Refleksi Kritis atas Dinamika Kepemimpinan Pesantren Muhammadiyah
Oleh: Andik Irawan
Di tengah geliat kebangkitan pesantren Muhammadiyah, muncul sebuah kegelisahan yang diam-diam dirasakan oleh sebagian besar pimpinan pondok yang tumbuh dari nol: rasa tidak dihargai.
Tak sedikit kisah di mana seorang mudir pondok telah membanting tulang sejak pondok hanya berdinding triplek, tidur di atas kardus, dan makan seadanya. Namun saat pondok mulai besar, dikenal publik, bahkan mencetak kader unggulan, sang pimpinan justru diganti secara sepihak. Tanpa musyawarah terbuka. Tanpa penghargaan yang layak.
Fenomena ini nyata. Dan harus diakui, ini bukan semata persoalan emosional atau kecewa pribadi, tapi juga refleksi dari sistem yang—meski profesional—kadang kehilangan sisi humanisnya.
Sistem Kolektif vs Loyalitas Personal
Muhammadiyah memang menjunjung tinggi sistem kolektif-kolegial. Semua jabatan adalah amanah organisasi, bukan milik individu. Tidak ada kiai sentral. Tidak ada trah keluarga. Tidak ada “hak milik” atas pesantren.
Namun, di titik tertentu, pendekatan struktural ini menjadi bumerang. Ia menciptakan jarak antara birokrasi dan perjuangan riil di lapangan. Para penggerak yang membesarkan amal usaha dengan cinta dan darah, mendadak ditarik, diganti, atau dibatasi tanpa ruang dialog.
Apa yang tersisa setelah itu? Kekecewaan. Dan kadang, kehilangan semangat untuk terus berkarya dalam gerakan.
Butuh Sistem Apresiasi, Bukan Sekadar SK
Muhammadiyah tidak perlu mengubah jati dirinya. Tapi ia butuh evolusi budaya organisasi—yakni budaya yang menghargai proses, bukan hanya hasil. Budaya yang tidak sekadar mengganti pimpinan berdasarkan SK periodik, tapi juga menumbuhkan kaderisasi, memberi ruang penghormatan, dan mengabadikan perjuangan.
Kita butuh sistem legacy, bukan hanya sistem rotasi.
Bayangkan jika setiap pesantren Muhammadiyah punya “papan penghargaan” untuk pendirinya. Bayangkan jika pimpinan lama diberi ruang sebagai pembina kehormatan. Atau minimal, diajak bicara sebelum diganti.
Itu bukan formalitas. Itu adalah bentuk penghargaan terhadap ruh perjuangan yang membesarkan Muhammadiyah selama ini.
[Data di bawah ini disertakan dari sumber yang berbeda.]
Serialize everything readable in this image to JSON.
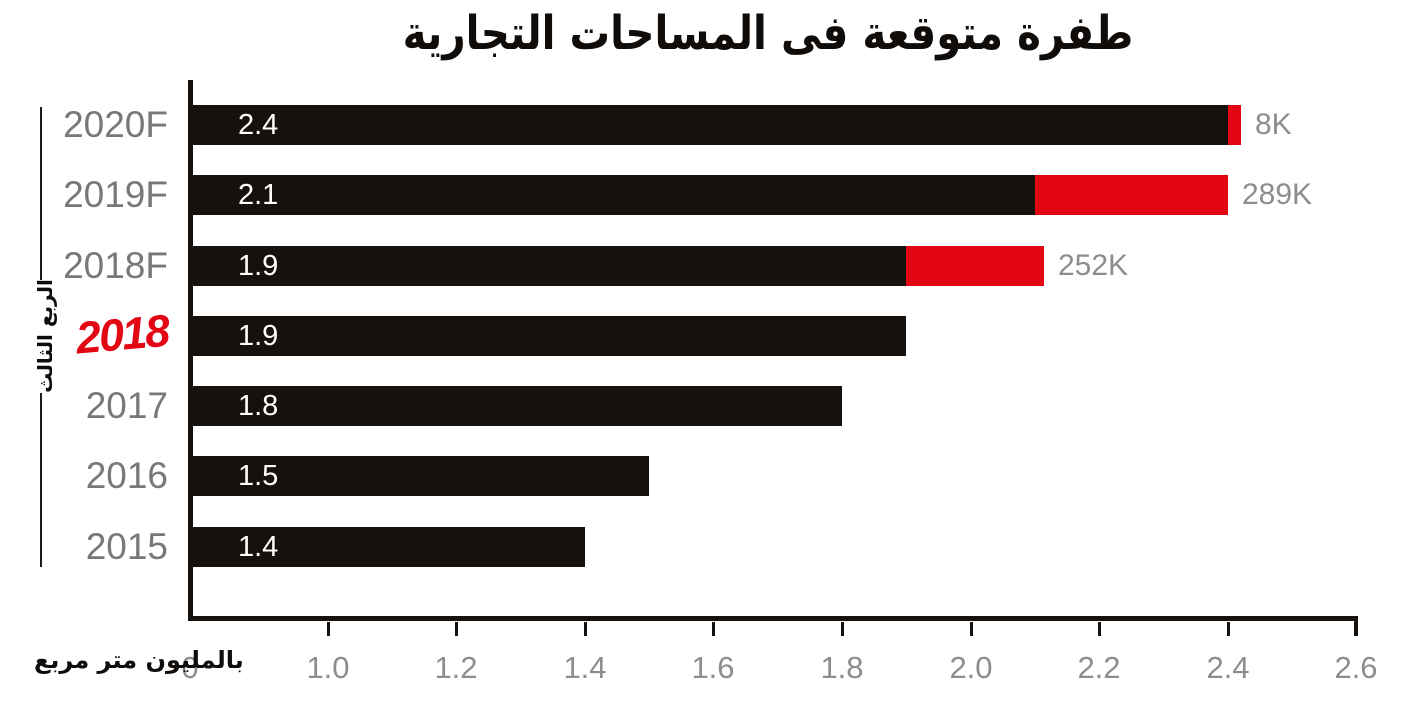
{
  "title": "طفرة متوقعة فى المساحات التجارية",
  "chart_data": {
    "type": "bar",
    "orientation": "horizontal",
    "title": "طفرة متوقعة فى المساحات التجارية",
    "unit_label": "بالمليون متر مربع",
    "group_label": "الربع الثالث",
    "categories": [
      "2020F",
      "2019F",
      "2018F",
      "2018",
      "2017",
      "2016",
      "2015"
    ],
    "rows": [
      {
        "label": "2020F",
        "value": 2.4,
        "value_label": "2.4",
        "extension_label": "8K",
        "red_end": 2.42,
        "highlight": false
      },
      {
        "label": "2019F",
        "value": 2.1,
        "value_label": "2.1",
        "extension_label": "289K",
        "red_end": 2.4,
        "highlight": false
      },
      {
        "label": "2018F",
        "value": 1.9,
        "value_label": "1.9",
        "extension_label": "252K",
        "red_end": 2.115,
        "highlight": false
      },
      {
        "label": "2018",
        "value": 1.9,
        "value_label": "1.9",
        "extension_label": "",
        "red_end": null,
        "highlight": true
      },
      {
        "label": "2017",
        "value": 1.8,
        "value_label": "1.8",
        "extension_label": "",
        "red_end": null,
        "highlight": false
      },
      {
        "label": "2016",
        "value": 1.5,
        "value_label": "1.5",
        "extension_label": "",
        "red_end": null,
        "highlight": false
      },
      {
        "label": "2015",
        "value": 1.4,
        "value_label": "1.4",
        "extension_label": "",
        "red_end": null,
        "highlight": false
      }
    ],
    "x_ticks": [
      "0",
      "1.0",
      "1.2",
      "1.4",
      "1.6",
      "1.8",
      "2.0",
      "2.2",
      "2.4",
      "2.6"
    ],
    "tick_values": [
      0,
      1.0,
      1.2,
      1.4,
      1.6,
      1.8,
      2.0,
      2.2,
      2.4,
      2.6
    ],
    "axis": {
      "origin_value": 0.786,
      "max": 2.6,
      "truncated": true
    },
    "legend_position": "none",
    "grid": false,
    "colors": {
      "bar_black": "#16110d",
      "accent_red": "#e30613",
      "year_label_gray": "#77787b",
      "tick_label_gray": "#8c8d8f",
      "value_label_white": "#ffffff",
      "highlight_red": "#e30613"
    }
  }
}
Mari Kita Kembali ke Niat Awal
Muhammadiyah berdiri untuk mengangkat derajat umat, bukan mematikan semangat kader. Jika pergantian dilakukan demi profesionalisme, maka profesionalisme itu harus dibarengi dengan etika dan empati.
Dan bagi para penggerak: ikhlas itu penting, tapi jangan diam. Suarakan kebenaran dengan cara yang santun. Karena gerakan akan tumbuh sehat bukan dengan ketaatan buta, tapi dengan dialog dan keberanian menyampaikan keresahan.
Penutup: Semoga tulisan ini bukan hanya menjadi curahan hati. Tapi menjadi cermin. Bahwa dalam tubuh besar Muhammadiyah, kita semua adalah pelayan. Tapi pelayan pun layak untuk dihargai, bukan hanya diganti.